Note: Derivation of Normal Bayesian Test
The Normal Bayesian test is a statistical method used in hypothesis testing, particularly in the context of Bayesian statistics. It is applied to assess the validity of a null hypothesis ($H_0$) versus an alternative hypothesis ($H_1$) by considering the posterior distribution of a parameter of interest. This method is exemplified in Statistical Inference (2nd edition) by Casella and Berger, as shown on page 379.
Problem
Let $X_1, \dots, X_n \sim_{iid} N(\theta, \sigma^2)$ and the prior distribution $\theta \sim N(\mu, \tau^2)$. According to Example 7.2.16, the posterior $\theta \vert \bar{x} \sim N\left(\frac{n\tau^2\bar{x}+\sigma^2\mu}{n\tau^2 + \sigma^2}, \frac{\sigma^2\tau^2}{n\tau^2 + \sigma^2}\right)$.

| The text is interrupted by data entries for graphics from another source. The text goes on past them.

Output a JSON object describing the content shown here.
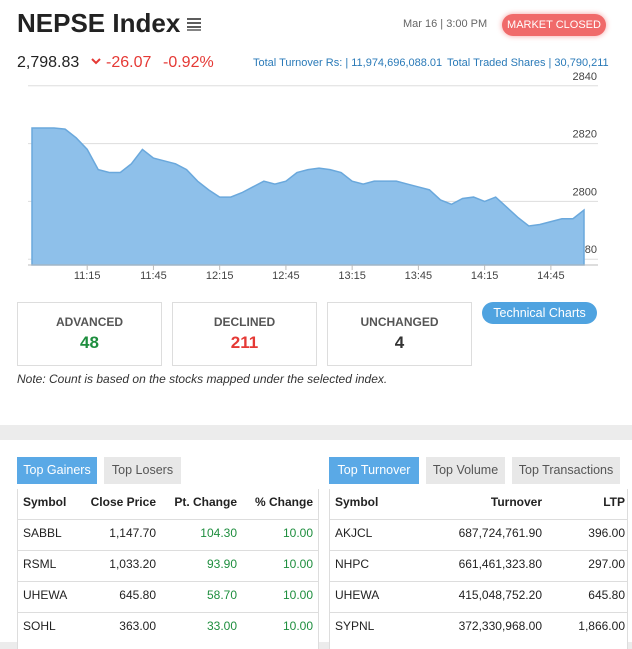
{
  "header": {
    "title": "NEPSE Index",
    "date": "Mar 16 | 3:00 PM",
    "status": "MARKET CLOSED",
    "index_value": "2,798.83",
    "change": "-26.07",
    "change_pct": "-0.92%",
    "turnover": "Total Turnover Rs: | 11,974,696,088.01",
    "traded_shares": "Total Traded Shares | 30,790,211"
  },
  "chart_data": {
    "type": "area",
    "color": "#8ec0ea",
    "categories": [
      null,
      null,
      null,
      null,
      null,
      "11:15",
      null,
      null,
      null,
      null,
      null,
      "11:45",
      null,
      null,
      null,
      null,
      null,
      "12:15",
      null,
      null,
      null,
      null,
      null,
      "12:45",
      null,
      null,
      null,
      null,
      null,
      "13:15",
      null,
      null,
      null,
      null,
      null,
      "13:45",
      null,
      null,
      null,
      null,
      null,
      "14:15",
      null,
      null,
      null,
      null,
      null,
      "14:45",
      null,
      null,
      null
    ],
    "values": [
      2825.4,
      2825.4,
      2825.4,
      2825,
      2822,
      2818,
      2811,
      2810,
      2810,
      2813,
      2818,
      2815,
      2814,
      2813,
      2811,
      2807,
      2804,
      2801.5,
      2801.5,
      2803,
      2805,
      2807,
      2806,
      2807,
      2810,
      2811,
      2811.5,
      2811,
      2810,
      2807,
      2806,
      2807,
      2807,
      2807,
      2806,
      2805,
      2804,
      2800.5,
      2799,
      2801,
      2801.5,
      2800,
      2801.5,
      2798,
      2794.5,
      2791.5,
      2792,
      2793,
      2794,
      2794,
      2797
    ],
    "ylim": [
      2778,
      2842
    ],
    "yticks": [
      2840,
      2820,
      2800,
      2780
    ],
    "grid": true
  },
  "stats": {
    "advanced": {
      "label": "ADVANCED",
      "value": "48"
    },
    "declined": {
      "label": "DECLINED",
      "value": "211"
    },
    "unchanged": {
      "label": "UNCHANGED",
      "value": "4"
    }
  },
  "button": "Technical Charts",
  "note": "Note: Count is based on the stocks mapped under the selected index.",
  "left": {
    "tabs": [
      "Top Gainers",
      "Top Losers"
    ],
    "columns": [
      "Symbol",
      "Close Price",
      "Pt. Change",
      "% Change"
    ],
    "rows": [
      [
        "SABBL",
        "1,147.70",
        "104.30",
        "10.00"
      ],
      [
        "RSML",
        "1,033.20",
        "93.90",
        "10.00"
      ],
      [
        "UHEWA",
        "645.80",
        "58.70",
        "10.00"
      ],
      [
        "SOHL",
        "363.00",
        "33.00",
        "10.00"
      ]
    ]
  },
  "right": {
    "tabs": [
      "Top Turnover",
      "Top Volume",
      "Top Transactions"
    ],
    "columns": [
      "Symbol",
      "Turnover",
      "LTP"
    ],
    "rows": [
      [
        "AKJCL",
        "687,724,761.90",
        "396.00"
      ],
      [
        "NHPC",
        "661,461,323.80",
        "297.00"
      ],
      [
        "UHEWA",
        "415,048,752.20",
        "645.80"
      ],
      [
        "SYPNL",
        "372,330,968.00",
        "1,866.00"
      ]
    ]
  }
}
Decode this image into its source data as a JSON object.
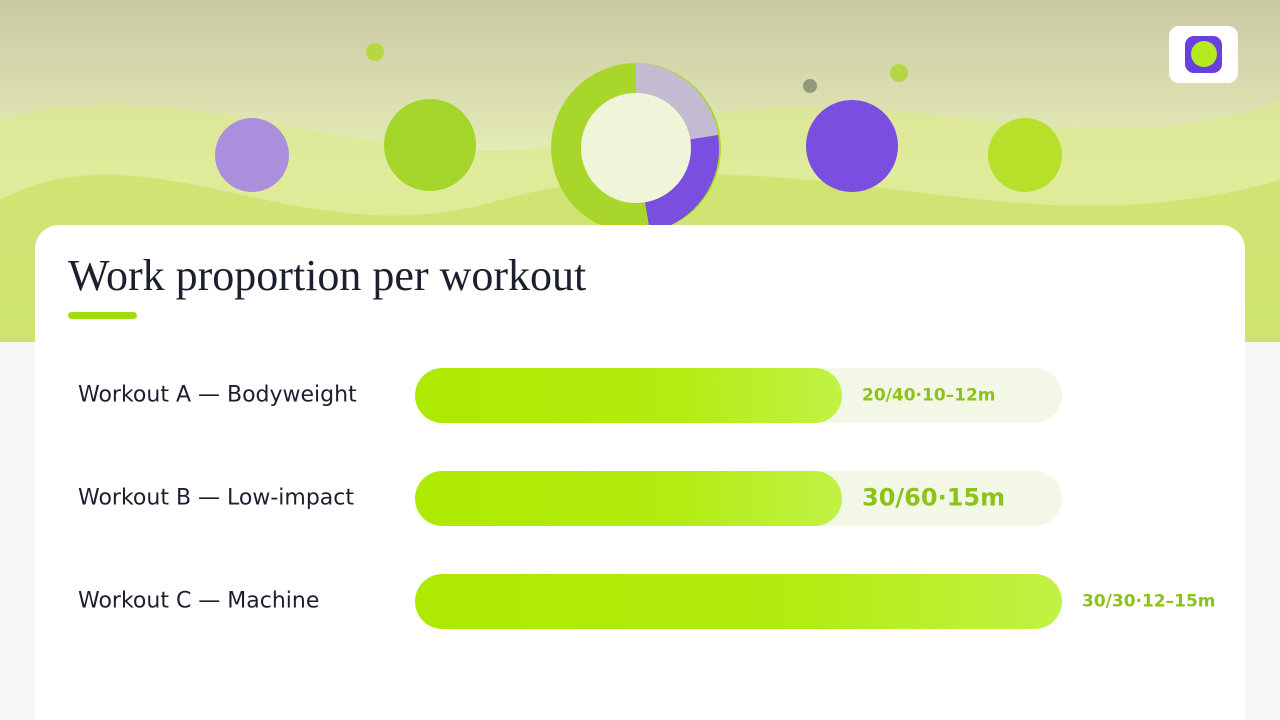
{
  "chart_data": {
    "type": "bar",
    "orientation": "horizontal",
    "title": "Work proportion per workout",
    "categories": [
      "Workout A — Bodyweight",
      "Workout B — Low-impact",
      "Workout C — Machine"
    ],
    "values": [
      0.66,
      0.66,
      1
    ],
    "details": [
      "20/40·10–12m",
      "30/60·15m",
      "30/30·12–15m"
    ],
    "xlim": [
      0,
      1
    ],
    "color": "#aeea00"
  }
}
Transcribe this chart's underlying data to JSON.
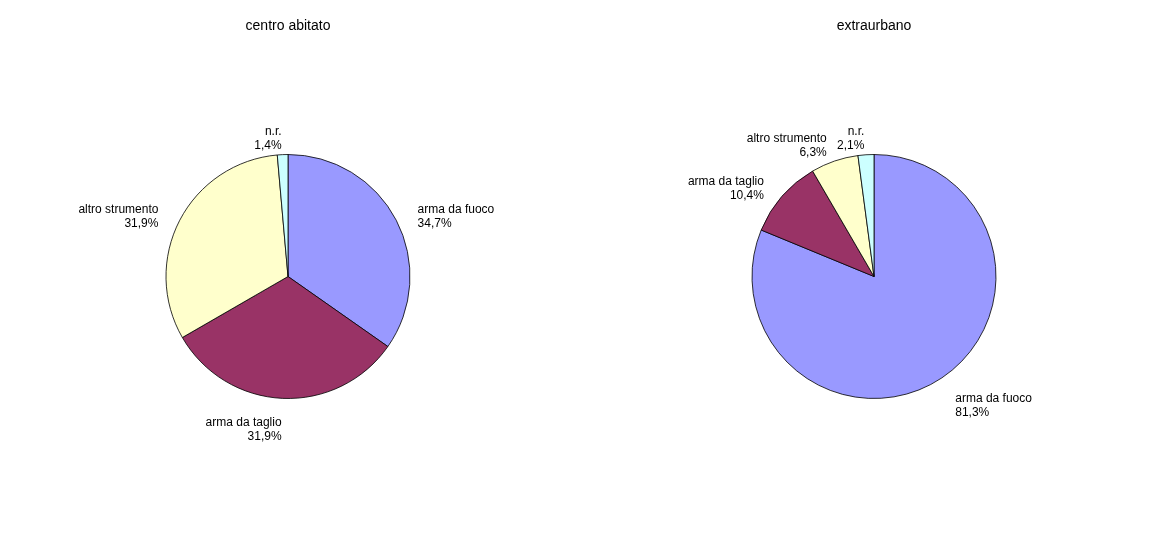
{
  "chart_data": [
    {
      "type": "pie",
      "title": "centro abitato",
      "categories": [
        "arma da fuoco",
        "arma da taglio",
        "altro strumento",
        "n.r."
      ],
      "values": [
        34.7,
        31.9,
        31.9,
        1.4
      ],
      "value_labels": [
        "34,7%",
        "31,9%",
        "31,9%",
        "1,4%"
      ],
      "colors": [
        "#9999ff",
        "#993366",
        "#ffffcc",
        "#ccffff"
      ]
    },
    {
      "type": "pie",
      "title": "extraurbano",
      "categories": [
        "arma da fuoco",
        "arma da taglio",
        "altro strumento",
        "n.r."
      ],
      "values": [
        81.3,
        10.4,
        6.3,
        2.1
      ],
      "value_labels": [
        "81,3%",
        "10,4%",
        "6,3%",
        "2,1%"
      ],
      "colors": [
        "#9999ff",
        "#993366",
        "#ffffcc",
        "#ccffff"
      ]
    }
  ]
}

The hypotheses of interest are:
\[\text{H}_0: \theta\leq\theta_0 \mbox{ vs. } \text{H}_1: \theta > \theta_0.\]What is the Bayesian test?
Normal Bayesian Test Derivation
If we choose to accept $\text{H}_0$, we have:
\[P(\theta \in \mathcal{\Theta}_0 \|X_1, \dots, X_n) \geq P(\theta \in \mathcal{\Theta}^c_0 \|X_1, \dots, X_n) = 1 - P(\theta \in \mathcal{\Theta}_0 \|X_1, \dots, X_n).\]Namely,
\[P(\theta \in \mathcal{\Theta}_0 \|X_1, \dots, X_n) = P(\theta \leq \theta_0 \|X_1, \dots, X_n) \geq \frac{1}{2}.\]Let $Z$ be defined as:
\[Z = \frac{\theta - \frac{n\tau^2\bar{X}+\sigma^2\mu}{n\tau^2 + \sigma^2}}{\sqrt{\frac{\sigma^2\tau^2}{n\tau^2 + \sigma^2}}}.\]Based on the posterior distribution $\pi(\theta | \bar{x})$, we have:
\[Z \| X_1, \dots, X_n \sim N(0, 1).\]Accordingly, we can rewrite the inequality as:
\[P(\theta \leq \theta_0 \| X_1, \dots, X_n) = P\left(Z \leq \frac{\theta_0 - \frac{n\tau^2\bar{X}+\sigma^2\mu}{n\tau^2 + \sigma^2}}{\sqrt{\frac{\sigma^2\tau^2}{n\tau^2 + \sigma^2}}}\| X_1, \dots, X_n\right) \geq \frac{1}{2} = P(Z \leq 0\|X_1, \dots, X_n).\]Therefore, the acceptance region is derived as:
\[\frac{\theta_0 - \frac{n\tau^2\bar{X}+\sigma^2\mu}{n\tau^2 + \sigma^2}}{\sqrt{\frac{\sigma^2\tau^2}{n\tau^2 + \sigma^2}}} \geq 0.\]This simplifies to:
\[(n\tau^2 + \sigma^2) \theta_0 \geq n\tau^2\bar{X} + \sigma^2\mu.\]And further simplifies to:
\[\bar{X} \leq \theta_0 + \frac{\sigma^2(\theta_0 - \mu)}{n\tau^2}.\]Summary
In summary, the Normal Bayesian test is a hypothesis test that uses the posterior distribution of a parameter to evaluate a null hypothesis that the parameter is less than or equal to a specific value under the assumption of normality. This test involves standardizing the parameter and defining an acceptance region for a standardized variable, allowing us to make a decision about the null hypothesis based on the observed data and posterior distribution.